# Tutorial 26: Debugging Tips and Techniques

In this tutorial, we'll explore debugging strategies for BrainState and JAX code.

## Learning Objectives

By the end of this tutorial, you will:
- Understand common JAX/BrainState errors
- Use JAX debugging tools effectively
- Debug shape mismatches and type errors
- Handle tracer errors
- Identify and fix NaN/Inf issues
- Debug JIT compilation problems
- Use visualization for debugging

## Introduction

Debugging functional code with transformations (JIT, vmap, grad) requires different approaches than traditional imperative debugging.

Common challenges:
- **Abstract tracers**: Values during JIT compilation
- **Shape errors**: Dimension mismatches
- **Type errors**: Incompatible dtypes
- **NaN/Inf propagation**: Numerical instability
- **State management**: Tracking state updates

In [None]:
import brainstate as bst
import jax
import jax.numpy as jnp
import numpy as np
import matplotlib.pyplot as plt
from typing import Any

bst.random.seed(42)

## 1. Common Errors and Solutions

### 1.1 Shape Mismatch Errors

In [None]:
print("Error 1: Shape Mismatch")
print("=" * 60)

# ❌ WRONG: Shape mismatch
print("\n❌ Common mistake:")
print("""
x = jnp.array([[1, 2, 3]])  # Shape: (1, 3)
y = jnp.array([1, 2])       # Shape: (2,)
result = x + y  # ERROR: Incompatible shapes!
""")

# ✓ SOLUTION 1: Check shapes before operations
print("✓ Solution 1: Check shapes")
x = jnp.array([[1, 2, 3]])
y = jnp.array([1, 2])

print(f"x.shape = {x.shape}")
print(f"y.shape = {y.shape}")
print("Shapes incompatible for addition!")
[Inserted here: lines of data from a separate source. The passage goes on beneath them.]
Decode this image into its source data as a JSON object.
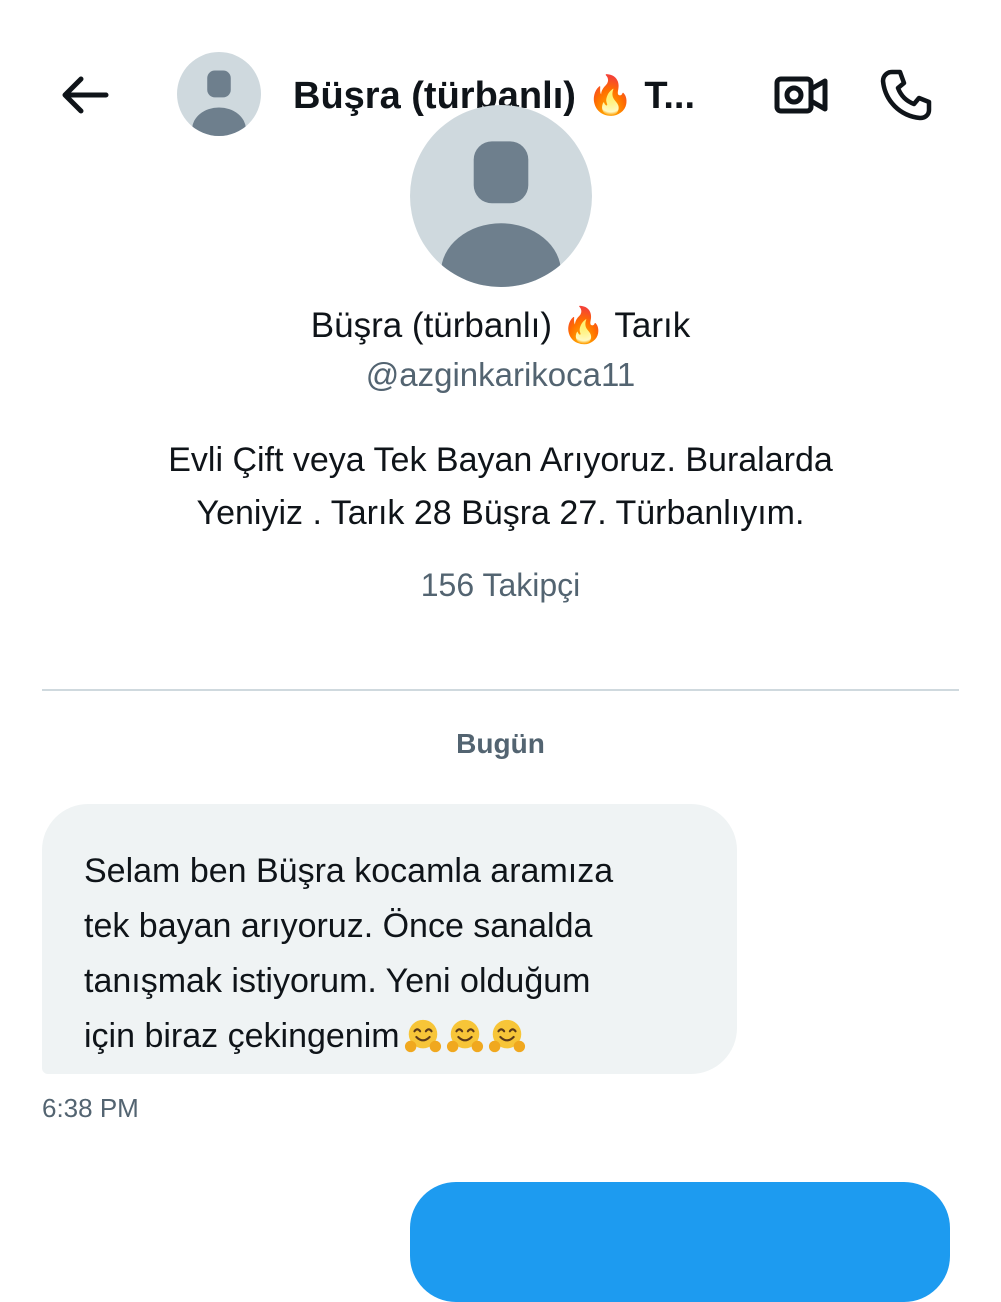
{
  "header": {
    "title": "Büşra (türbanlı) 🔥 T...",
    "back_icon": "arrow-left-icon",
    "video_icon": "video-camera-icon",
    "call_icon": "phone-icon"
  },
  "profile": {
    "name": "Büşra (türbanlı) 🔥 Tarık",
    "handle": "@azginkarikoca11",
    "bio_line1": "Evli Çift veya Tek Bayan Arıyoruz. Buralarda",
    "bio_line2": "Yeniyiz . Tarık 28 Büşra 27. Türbanlıyım.",
    "followers": "156 Takipçi"
  },
  "conversation": {
    "date_label": "Bugün",
    "messages": [
      {
        "lines": [
          "Selam ben Büşra kocamla aramıza",
          "tek bayan arıyoruz. Önce sanalda",
          "tanışmak istiyorum. Yeni olduğum",
          "için biraz çekingenim"
        ],
        "emojis": [
          "hugging-face-emoji",
          "hugging-face-emoji",
          "hugging-face-emoji"
        ],
        "time": "6:38 PM"
      }
    ]
  },
  "colors": {
    "text": "#0f1419",
    "secondary": "#536471",
    "bubble_incoming": "#eff3f4",
    "bubble_outgoing": "#1d9bf0",
    "avatar_bg": "#cfd9de",
    "avatar_fg": "#6e7f8d",
    "divider": "#cfd9de"
  }
}
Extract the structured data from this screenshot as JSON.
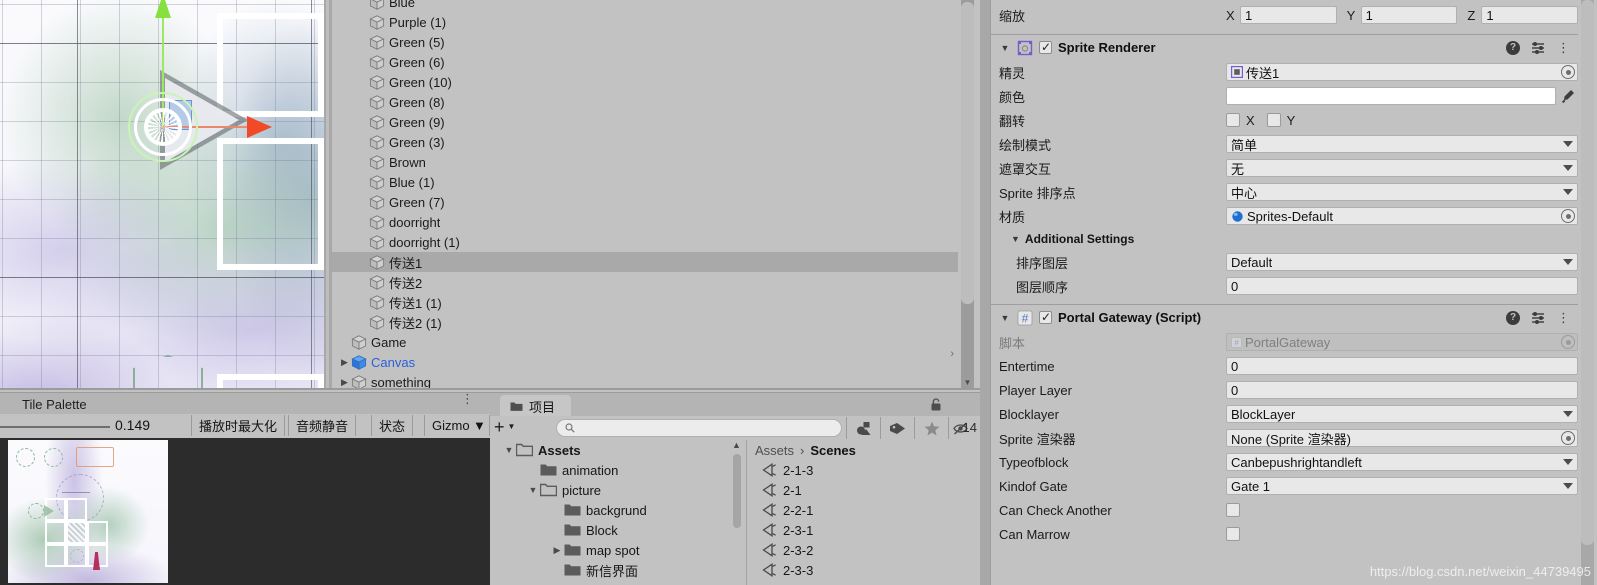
{
  "scene_view": {
    "name": "scene-view",
    "gizmo": "move-tool-gizmo",
    "axis_y_color": "#86e03e",
    "axis_x_color": "#f04a28"
  },
  "hierarchy": {
    "items": [
      {
        "label": "Blue",
        "indent": 1,
        "expandable": false,
        "selected": false,
        "blue": false
      },
      {
        "label": "Purple (1)",
        "indent": 1,
        "expandable": false,
        "selected": false,
        "blue": false
      },
      {
        "label": "Green (5)",
        "indent": 1,
        "expandable": false,
        "selected": false,
        "blue": false
      },
      {
        "label": "Green (6)",
        "indent": 1,
        "expandable": false,
        "selected": false,
        "blue": false
      },
      {
        "label": "Green (10)",
        "indent": 1,
        "expandable": false,
        "selected": false,
        "blue": false
      },
      {
        "label": "Green (8)",
        "indent": 1,
        "expandable": false,
        "selected": false,
        "blue": false
      },
      {
        "label": "Green (9)",
        "indent": 1,
        "expandable": false,
        "selected": false,
        "blue": false
      },
      {
        "label": "Green (3)",
        "indent": 1,
        "expandable": false,
        "selected": false,
        "blue": false
      },
      {
        "label": "Brown",
        "indent": 1,
        "expandable": false,
        "selected": false,
        "blue": false
      },
      {
        "label": "Blue (1)",
        "indent": 1,
        "expandable": false,
        "selected": false,
        "blue": false
      },
      {
        "label": "Green (7)",
        "indent": 1,
        "expandable": false,
        "selected": false,
        "blue": false
      },
      {
        "label": "doorright",
        "indent": 1,
        "expandable": false,
        "selected": false,
        "blue": false
      },
      {
        "label": "doorright (1)",
        "indent": 1,
        "expandable": false,
        "selected": false,
        "blue": false
      },
      {
        "label": "传送1",
        "indent": 1,
        "expandable": false,
        "selected": true,
        "blue": false
      },
      {
        "label": "传送2",
        "indent": 1,
        "expandable": false,
        "selected": false,
        "blue": false
      },
      {
        "label": "传送1 (1)",
        "indent": 1,
        "expandable": false,
        "selected": false,
        "blue": false
      },
      {
        "label": "传送2 (1)",
        "indent": 1,
        "expandable": false,
        "selected": false,
        "blue": false
      },
      {
        "label": "Game",
        "indent": 0,
        "expandable": false,
        "selected": false,
        "blue": false
      },
      {
        "label": "Canvas",
        "indent": 0,
        "expandable": true,
        "selected": false,
        "blue": true
      },
      {
        "label": "something",
        "indent": 0,
        "expandable": true,
        "selected": false,
        "blue": false
      }
    ]
  },
  "inspector": {
    "transform_scale": {
      "label": "缩放",
      "axes": [
        {
          "axis": "X",
          "value": "1"
        },
        {
          "axis": "Y",
          "value": "1"
        },
        {
          "axis": "Z",
          "value": "1"
        }
      ]
    },
    "sprite_renderer": {
      "title": "Sprite Renderer",
      "enabled": true,
      "rows": [
        {
          "label": "精灵",
          "type": "object",
          "value": "传送1",
          "kind": "sprite"
        },
        {
          "label": "颜色",
          "type": "color",
          "value": "#ffffff"
        },
        {
          "label": "翻转",
          "type": "flip",
          "x_label": "X",
          "y_label": "Y"
        },
        {
          "label": "绘制模式",
          "type": "dropdown",
          "value": "简单"
        },
        {
          "label": "遮罩交互",
          "type": "dropdown",
          "value": "无"
        },
        {
          "label": "Sprite 排序点",
          "type": "dropdown",
          "value": "中心"
        },
        {
          "label": "材质",
          "type": "object",
          "value": "Sprites-Default",
          "kind": "material"
        }
      ],
      "additional_settings": {
        "label": "Additional Settings",
        "rows": [
          {
            "label": "排序图层",
            "type": "dropdown",
            "value": "Default"
          },
          {
            "label": "图层顺序",
            "type": "text",
            "value": "0"
          }
        ]
      }
    },
    "portal_gateway": {
      "title": "Portal Gateway (Script)",
      "enabled": true,
      "rows": [
        {
          "label": "脚本",
          "type": "object-dim",
          "value": "PortalGateway"
        },
        {
          "label": "Entertime",
          "type": "text",
          "value": "0"
        },
        {
          "label": "Player Layer",
          "type": "text",
          "value": "0"
        },
        {
          "label": "Blocklayer",
          "type": "dropdown",
          "value": "BlockLayer"
        },
        {
          "label": "Sprite 渲染器",
          "type": "object",
          "value": "None (Sprite 渲染器)"
        },
        {
          "label": "Typeofblock",
          "type": "dropdown",
          "value": "Canbepushrightandleft"
        },
        {
          "label": "Kindof Gate",
          "type": "dropdown",
          "value": "Gate 1"
        },
        {
          "label": "Can Check Another",
          "type": "checkbox",
          "value": false
        },
        {
          "label": "Can Marrow",
          "type": "checkbox",
          "value": false
        }
      ]
    },
    "watermark": "https://blog.csdn.net/weixin_44739495"
  },
  "tile_palette": {
    "tab_title": "Tile Palette",
    "zoom_value": "0.149",
    "buttons": [
      {
        "label": "播放时最大化"
      },
      {
        "label": "音频静音"
      },
      {
        "label": "状态"
      },
      {
        "label": "Gizmos"
      }
    ]
  },
  "project": {
    "tab_title": "项目",
    "search_placeholder": "",
    "hidden_count": "14",
    "tree": [
      {
        "label": "Assets",
        "indent": 0,
        "expandable": true,
        "expanded": true,
        "bold": true,
        "open_folder": true
      },
      {
        "label": "animation",
        "indent": 1,
        "expandable": false,
        "expanded": false,
        "bold": false,
        "open_folder": false
      },
      {
        "label": "picture",
        "indent": 1,
        "expandable": true,
        "expanded": true,
        "bold": false,
        "open_folder": true
      },
      {
        "label": "backgrund",
        "indent": 2,
        "expandable": false,
        "expanded": false,
        "bold": false,
        "open_folder": false
      },
      {
        "label": "Block",
        "indent": 2,
        "expandable": false,
        "expanded": false,
        "bold": false,
        "open_folder": false
      },
      {
        "label": "map spot",
        "indent": 2,
        "expandable": true,
        "expanded": false,
        "bold": false,
        "open_folder": false
      },
      {
        "label": "新信界面",
        "indent": 2,
        "expandable": false,
        "expanded": false,
        "bold": false,
        "open_folder": false
      }
    ],
    "breadcrumb": {
      "root": "Assets",
      "separator": "›",
      "current": "Scenes"
    },
    "files": [
      {
        "name": "2-1-3"
      },
      {
        "name": "2-1"
      },
      {
        "name": "2-2-1"
      },
      {
        "name": "2-3-1"
      },
      {
        "name": "2-3-2"
      },
      {
        "name": "2-3-3"
      }
    ]
  }
}
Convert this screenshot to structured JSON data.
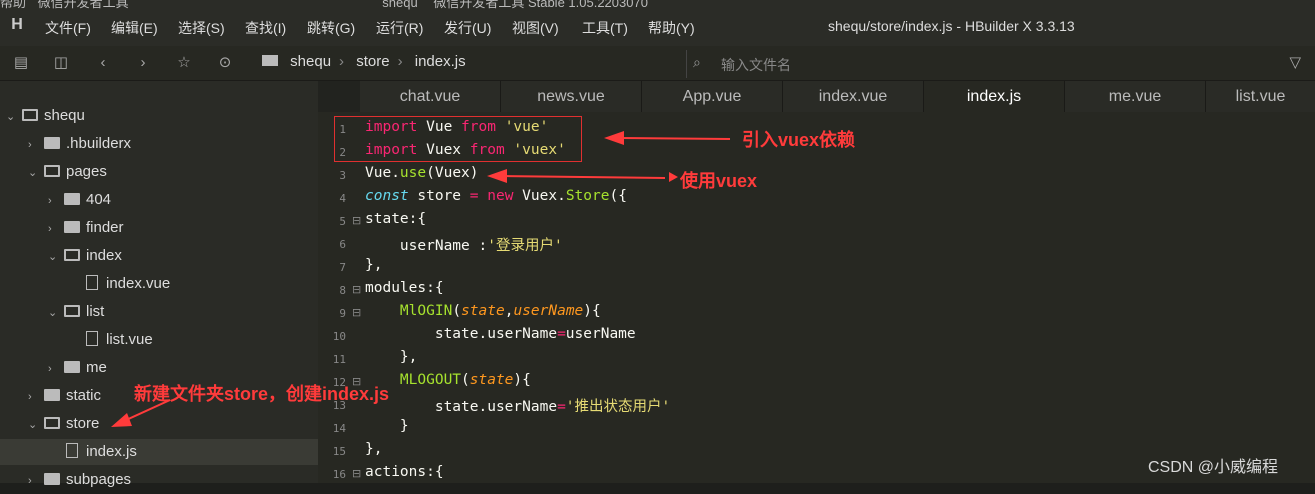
{
  "background_window": {
    "items": [
      "帮助",
      "微信开发者工具",
      "shequ",
      "微信开发者工具 Stable 1.05.2203070"
    ]
  },
  "menu": [
    "文件(F)",
    "编辑(E)",
    "选择(S)",
    "查找(I)",
    "跳转(G)",
    "运行(R)",
    "发行(U)",
    "视图(V)",
    "工具(T)",
    "帮助(Y)"
  ],
  "window_title": "shequ/store/index.js - HBuilder X 3.3.13",
  "breadcrumb": [
    "shequ",
    "store",
    "index.js"
  ],
  "file_search": {
    "placeholder": "输入文件名"
  },
  "tree": [
    {
      "label": "shequ",
      "kind": "folder-open",
      "expanded": true
    },
    {
      "label": ".hbuilderx",
      "kind": "folder"
    },
    {
      "label": "pages",
      "kind": "folder-open",
      "expanded": true
    },
    {
      "label": "404",
      "kind": "folder"
    },
    {
      "label": "finder",
      "kind": "folder"
    },
    {
      "label": "index",
      "kind": "folder-open",
      "expanded": true
    },
    {
      "label": "index.vue",
      "kind": "file"
    },
    {
      "label": "list",
      "kind": "folder-open",
      "expanded": true
    },
    {
      "label": "list.vue",
      "kind": "file"
    },
    {
      "label": "me",
      "kind": "folder"
    },
    {
      "label": "static",
      "kind": "folder"
    },
    {
      "label": "store",
      "kind": "folder-open",
      "expanded": true
    },
    {
      "label": "index.js",
      "kind": "file",
      "selected": true
    },
    {
      "label": "subpages",
      "kind": "folder"
    }
  ],
  "tabs": [
    "chat.vue",
    "news.vue",
    "App.vue",
    "index.vue",
    "index.js",
    "me.vue",
    "list.vue"
  ],
  "active_tab": "index.js",
  "line_numbers": [
    "1",
    "2",
    "3",
    "4",
    "5",
    "6",
    "7",
    "8",
    "9",
    "10",
    "11",
    "12",
    "13",
    "14",
    "15",
    "16"
  ],
  "code_tokens": {
    "l1": [
      "import",
      " Vue ",
      "from",
      " 'vue'"
    ],
    "l2": [
      "import",
      " Vuex ",
      "from",
      " 'vuex'"
    ],
    "l3": [
      "Vue.",
      "use",
      "(Vuex)"
    ],
    "l4": [
      "const",
      " store ",
      "=",
      " ",
      "new",
      " Vuex.",
      "Store",
      "({"
    ],
    "l5": [
      "state:{"
    ],
    "l6": [
      "    userName :",
      "'登录用户'"
    ],
    "l7": [
      "},"
    ],
    "l8": [
      "modules:{"
    ],
    "l9": [
      "    ",
      "MlOGIN",
      "(",
      "state",
      ",",
      "userName",
      "){"
    ],
    "l10": [
      "        state.userName",
      "=",
      "userName"
    ],
    "l11": [
      "    },"
    ],
    "l12": [
      "    ",
      "MLOGOUT",
      "(",
      "state",
      "){"
    ],
    "l13": [
      "        state.userName",
      "=",
      "'推出状态用户'"
    ],
    "l14": [
      "    }"
    ],
    "l15": [
      "},"
    ],
    "l16": [
      "actions:{"
    ]
  },
  "annotations": {
    "import_vuex": "引入vuex依赖",
    "use_vuex": "使用vuex",
    "new_store": "新建文件夹store，创建index.js"
  },
  "watermark": "CSDN @小威编程",
  "colors": {
    "keyword": "#f92672",
    "string": "#e6db74",
    "function": "#a6e22e",
    "annotation": "#ff3b3b"
  }
}
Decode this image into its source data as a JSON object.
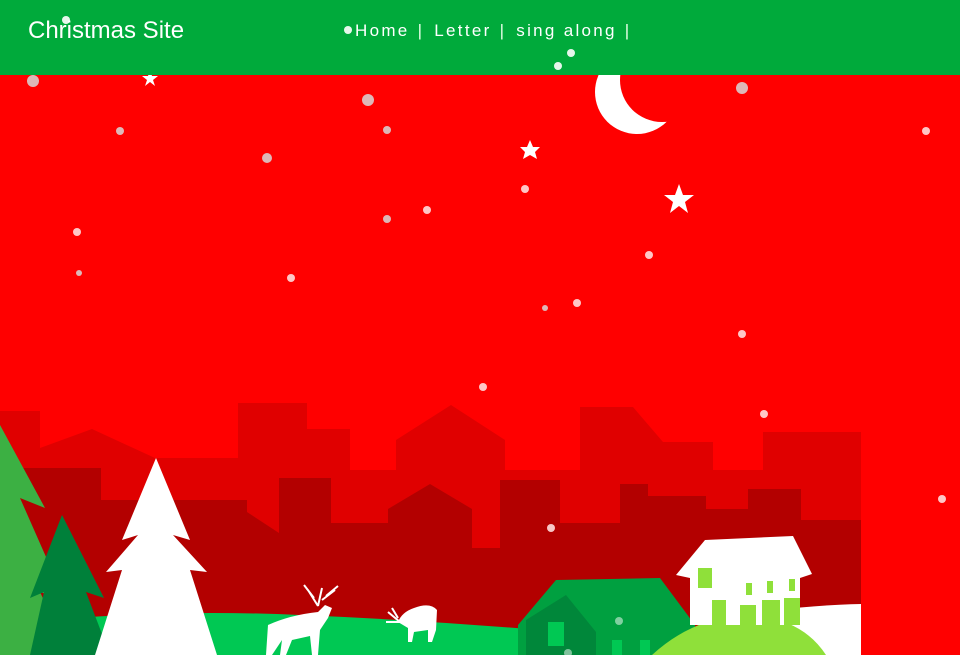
{
  "header": {
    "site_title": "Christmas Site",
    "nav": [
      {
        "label": "Home",
        "separator": "|"
      },
      {
        "label": "Letter",
        "separator": "|"
      },
      {
        "label": "sing along",
        "separator": "|"
      }
    ]
  },
  "colors": {
    "header_bg": "#00aa3b",
    "sky": "#ff0000",
    "city_far": "#e00000",
    "city_near": "#b30000",
    "hill": "#00c853",
    "tree_dark": "#00803a",
    "tree_mid": "#3cb043",
    "house_light": "#8fe03a",
    "snow": "#ffffff"
  },
  "scene_icons": [
    "moon-icon",
    "star-icon",
    "pine-tree-icon",
    "reindeer-icon",
    "house-icon"
  ]
}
# ✓ SOLUTION 2: Reshape to match
print("\n✓ Solution 2: Reshape")
y_reshaped = jnp.array([1, 2, 3])  # Match x's second dimension
result = x + y_reshaped
print(f"x.shape = {x.shape}")
print(f"y_reshaped.shape = {y_reshaped.shape}")
print(f"result.shape = {result.shape}")
print(f"result = {result}")

# ✓ SOLUTION 3: Use broadcasting correctly
print("\n✓ Solution 3: Broadcasting")
x = jnp.array([[1, 2, 3], [4, 5, 6]])  # (2, 3)
y = jnp.array([10, 20, 30])            # (3,)
result = x + y  # Broadcasting: (2, 3) + (3,) -> (2, 3)
print(f"x.shape = {x.shape}")
print(f"y.shape = {y.shape}")
print(f"result.shape = {result.shape}")
print(f"result = \n{result}")

### 1.2 Tracer Errors

In [None]:
print("\nError 2: Tracer Errors")
print("=" * 60)

# ❌ WRONG: Using traced values in Python control flow
print("\n❌ Common mistake:")
print("""
@jax.jit
def wrong_function(x):
    if x > 0:  # ERROR: Can't use traced value in if!
        return x * 2
    else:
        return x * 3
""")

# ✓ SOLUTION 1: Use jax.lax.cond
print("✓ Solution 1: Use jax.lax.cond")
@jax.jit
def correct_function(x):
    return jax.lax.cond(
        x > 0,
        lambda x: x * 2,
        lambda x: x * 3,
        x
    )

result = correct_function(5.0)
print(f"correct_function(5.0) = {result}")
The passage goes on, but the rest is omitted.